Sebagai bukti keseriusan pemprov, Gubernur Sultra telah bersurat ke Kementerian PUPR per tanggal 30 Desember 2020 menyatakan hal tersebut. Pihak Asosiasi Pengembang Aspal Buton Indonesia (ASPABI) juga telah menyatakan komitmennya memenuhi permintaan aspal Buton sepanjang 1.000 kilometer.

“Selain itu, Gubernur juga telah bersurat ke Kementerian Perhubungan pada 7 Januari 2021, mengusulkan pengembangan sejumlah sarana dan prasarana penunjang dalam rangka pemanfaatan aspal Buton. Sarana prasarana penunjang dimaksud adalah pengembangan Pelabuhan Nambo di Kecamatan Lasalimu Kabupaten Buton” jelas Kadis Kominfo.

Lanjutnya,”Pelabuhan ini merupakan pintu utama dalam mengantarpulaukan produk aspal Buton, baik hasil olahan maupun bahan lapis penutup jalan beraspal Buton. Demi menjamin kelancaran pengangkutan bahan baku aspal dari Kabungka ke Pelabuhan Nambo, diperlukan pembangunan dan peningkatan jalan sepanjang 29 kilometer.

Ridwan Badallah juga mengatakan ada poin yang tak kalah krusial dalam ratas tersebut, yaitu keinginan pemprov untuk mengusukan Sultra ke pemerintah pusat sebagai Kawasan Strategis Nasional. Gagasan ini dilatarbelakangi oleh potensi Sultra yang sangat besar.

Alasannya selain memiliki aspal alam, Sultra juga merupakan daerah yang memiliki potensi nikel sangat besar, yang tersebar di 11 dari 17 kabupaten/kota yang ada, yaitu Kabupaten Konawe, Konawe Utara, Konawe Selatan, Konawe Kepulauan, Kolaka, Kolaka Utara, Kolaka Timur, Bombana, Buton, Buton Utara, dan Buton Selatan.

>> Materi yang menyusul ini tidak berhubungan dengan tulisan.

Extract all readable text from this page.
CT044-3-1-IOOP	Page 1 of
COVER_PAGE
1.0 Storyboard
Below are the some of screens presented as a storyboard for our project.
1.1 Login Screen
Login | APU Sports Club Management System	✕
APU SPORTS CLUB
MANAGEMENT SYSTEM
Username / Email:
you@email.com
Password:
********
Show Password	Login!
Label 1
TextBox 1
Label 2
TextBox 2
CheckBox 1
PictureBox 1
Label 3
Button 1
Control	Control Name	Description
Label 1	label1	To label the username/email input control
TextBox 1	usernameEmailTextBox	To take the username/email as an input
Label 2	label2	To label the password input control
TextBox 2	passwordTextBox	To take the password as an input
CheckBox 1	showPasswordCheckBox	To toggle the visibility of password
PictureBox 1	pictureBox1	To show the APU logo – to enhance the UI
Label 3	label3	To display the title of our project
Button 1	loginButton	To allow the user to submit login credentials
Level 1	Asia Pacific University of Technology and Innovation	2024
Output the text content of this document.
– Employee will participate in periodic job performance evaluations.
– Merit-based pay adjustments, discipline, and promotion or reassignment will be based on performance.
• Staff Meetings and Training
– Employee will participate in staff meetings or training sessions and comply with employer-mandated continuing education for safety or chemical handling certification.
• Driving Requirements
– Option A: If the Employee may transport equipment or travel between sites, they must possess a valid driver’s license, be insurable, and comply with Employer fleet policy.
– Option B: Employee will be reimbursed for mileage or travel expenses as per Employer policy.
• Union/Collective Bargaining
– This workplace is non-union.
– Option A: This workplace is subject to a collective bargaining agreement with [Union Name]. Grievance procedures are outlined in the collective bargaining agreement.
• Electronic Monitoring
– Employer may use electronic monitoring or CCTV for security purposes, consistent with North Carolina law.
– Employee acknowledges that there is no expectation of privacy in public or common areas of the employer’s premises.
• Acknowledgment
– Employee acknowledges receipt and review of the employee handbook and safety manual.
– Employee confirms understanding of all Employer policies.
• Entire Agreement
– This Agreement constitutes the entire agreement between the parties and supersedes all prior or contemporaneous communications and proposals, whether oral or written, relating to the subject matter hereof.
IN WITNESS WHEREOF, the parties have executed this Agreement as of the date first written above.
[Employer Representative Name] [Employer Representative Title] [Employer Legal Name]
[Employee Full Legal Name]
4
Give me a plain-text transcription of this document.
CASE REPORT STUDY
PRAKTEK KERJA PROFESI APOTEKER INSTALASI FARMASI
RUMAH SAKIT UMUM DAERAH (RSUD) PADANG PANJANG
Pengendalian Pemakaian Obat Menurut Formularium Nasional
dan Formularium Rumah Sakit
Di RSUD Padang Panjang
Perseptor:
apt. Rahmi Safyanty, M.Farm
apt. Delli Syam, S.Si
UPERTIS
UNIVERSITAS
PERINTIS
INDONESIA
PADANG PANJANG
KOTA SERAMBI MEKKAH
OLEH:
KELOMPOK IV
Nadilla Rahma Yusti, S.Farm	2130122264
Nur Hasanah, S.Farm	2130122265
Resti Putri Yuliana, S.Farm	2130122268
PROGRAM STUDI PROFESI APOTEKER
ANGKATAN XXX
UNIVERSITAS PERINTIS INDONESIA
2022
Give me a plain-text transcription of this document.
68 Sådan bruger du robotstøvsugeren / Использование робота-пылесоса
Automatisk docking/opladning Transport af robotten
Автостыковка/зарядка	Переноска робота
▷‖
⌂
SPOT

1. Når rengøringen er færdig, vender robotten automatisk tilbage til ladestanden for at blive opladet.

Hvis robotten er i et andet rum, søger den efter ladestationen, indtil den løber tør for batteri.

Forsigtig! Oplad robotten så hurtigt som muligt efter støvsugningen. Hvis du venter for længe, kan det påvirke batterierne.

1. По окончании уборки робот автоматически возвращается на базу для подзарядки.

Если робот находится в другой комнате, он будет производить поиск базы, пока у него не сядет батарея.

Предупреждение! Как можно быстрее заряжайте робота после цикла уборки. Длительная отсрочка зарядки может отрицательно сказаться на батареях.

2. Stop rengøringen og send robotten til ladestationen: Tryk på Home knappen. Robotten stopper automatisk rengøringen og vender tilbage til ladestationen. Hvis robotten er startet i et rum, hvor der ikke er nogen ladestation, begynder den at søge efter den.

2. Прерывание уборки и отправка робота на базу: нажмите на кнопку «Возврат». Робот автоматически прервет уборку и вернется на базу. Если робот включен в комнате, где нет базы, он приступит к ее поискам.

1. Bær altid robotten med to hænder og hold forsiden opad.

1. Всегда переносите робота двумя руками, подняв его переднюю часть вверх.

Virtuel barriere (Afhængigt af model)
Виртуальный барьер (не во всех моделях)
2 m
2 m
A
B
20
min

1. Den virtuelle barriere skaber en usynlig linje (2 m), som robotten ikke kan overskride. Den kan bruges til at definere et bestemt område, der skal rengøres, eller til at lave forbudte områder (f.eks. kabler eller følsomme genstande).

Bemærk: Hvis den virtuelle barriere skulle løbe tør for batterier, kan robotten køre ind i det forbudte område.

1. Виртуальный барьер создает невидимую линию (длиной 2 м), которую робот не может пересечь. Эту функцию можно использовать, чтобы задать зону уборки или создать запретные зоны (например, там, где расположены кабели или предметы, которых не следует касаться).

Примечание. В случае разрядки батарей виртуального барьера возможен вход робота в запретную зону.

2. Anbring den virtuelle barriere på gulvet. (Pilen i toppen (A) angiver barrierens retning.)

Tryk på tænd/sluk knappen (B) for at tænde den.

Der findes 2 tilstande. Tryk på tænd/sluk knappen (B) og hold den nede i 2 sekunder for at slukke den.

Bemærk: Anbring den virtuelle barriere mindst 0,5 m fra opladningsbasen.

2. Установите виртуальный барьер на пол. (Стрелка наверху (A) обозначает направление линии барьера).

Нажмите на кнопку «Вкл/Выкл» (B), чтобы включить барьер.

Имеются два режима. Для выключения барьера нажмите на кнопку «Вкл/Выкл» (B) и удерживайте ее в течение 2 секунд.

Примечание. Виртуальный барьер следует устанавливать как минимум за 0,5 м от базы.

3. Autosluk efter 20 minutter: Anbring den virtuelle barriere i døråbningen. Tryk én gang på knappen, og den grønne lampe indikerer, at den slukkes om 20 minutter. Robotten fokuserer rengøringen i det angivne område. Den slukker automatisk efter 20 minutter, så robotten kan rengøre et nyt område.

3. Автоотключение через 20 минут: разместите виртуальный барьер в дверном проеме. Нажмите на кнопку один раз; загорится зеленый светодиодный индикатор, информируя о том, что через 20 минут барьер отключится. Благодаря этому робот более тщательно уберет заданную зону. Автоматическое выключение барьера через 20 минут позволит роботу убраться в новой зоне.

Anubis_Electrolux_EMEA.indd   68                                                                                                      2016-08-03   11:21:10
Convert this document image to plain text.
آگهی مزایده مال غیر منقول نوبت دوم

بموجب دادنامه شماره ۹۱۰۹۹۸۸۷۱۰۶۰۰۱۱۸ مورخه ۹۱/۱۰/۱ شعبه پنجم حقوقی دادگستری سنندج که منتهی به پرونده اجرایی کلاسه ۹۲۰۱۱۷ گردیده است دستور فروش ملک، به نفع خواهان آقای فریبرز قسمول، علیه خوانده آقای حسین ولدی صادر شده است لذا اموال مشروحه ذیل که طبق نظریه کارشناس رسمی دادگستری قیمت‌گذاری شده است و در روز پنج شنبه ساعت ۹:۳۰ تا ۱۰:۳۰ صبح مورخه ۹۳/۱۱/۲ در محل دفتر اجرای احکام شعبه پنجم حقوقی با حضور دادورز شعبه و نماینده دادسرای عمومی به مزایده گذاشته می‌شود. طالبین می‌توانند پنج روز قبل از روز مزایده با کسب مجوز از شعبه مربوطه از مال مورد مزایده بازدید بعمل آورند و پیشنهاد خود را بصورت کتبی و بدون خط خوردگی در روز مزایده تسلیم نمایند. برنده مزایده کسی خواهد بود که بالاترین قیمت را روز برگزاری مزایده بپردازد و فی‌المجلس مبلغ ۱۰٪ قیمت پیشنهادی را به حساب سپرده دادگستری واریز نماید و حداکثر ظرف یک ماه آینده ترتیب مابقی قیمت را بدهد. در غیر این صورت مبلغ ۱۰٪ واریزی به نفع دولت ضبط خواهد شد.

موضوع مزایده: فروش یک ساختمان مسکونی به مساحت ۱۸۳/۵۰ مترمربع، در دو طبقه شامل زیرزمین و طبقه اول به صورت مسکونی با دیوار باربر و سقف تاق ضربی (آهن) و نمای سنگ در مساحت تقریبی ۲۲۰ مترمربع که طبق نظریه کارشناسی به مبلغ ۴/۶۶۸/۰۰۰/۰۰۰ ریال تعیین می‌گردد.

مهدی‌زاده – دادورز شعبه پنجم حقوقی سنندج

Sejumlah pejabat yang hadir dalam ratas tersebut antara lain, Asisten Bidang Pemerintahan Basiran, Asisten Bidang Administrasi Umum La Ode Mustari, Kepala Dinas Sumber Daya Alam dan Bina Marga Abdul Rahim, Kepala Dinas Perhubungan Hado Hasina, Kepala Dinas Energi dan Sumber Daya Mineral Andi Azis, Kepala Dinas Komunikasi dan Informatika Ridwan Badallah, dan Kepala Biro Administrasi Pembangunan Belli Tombili.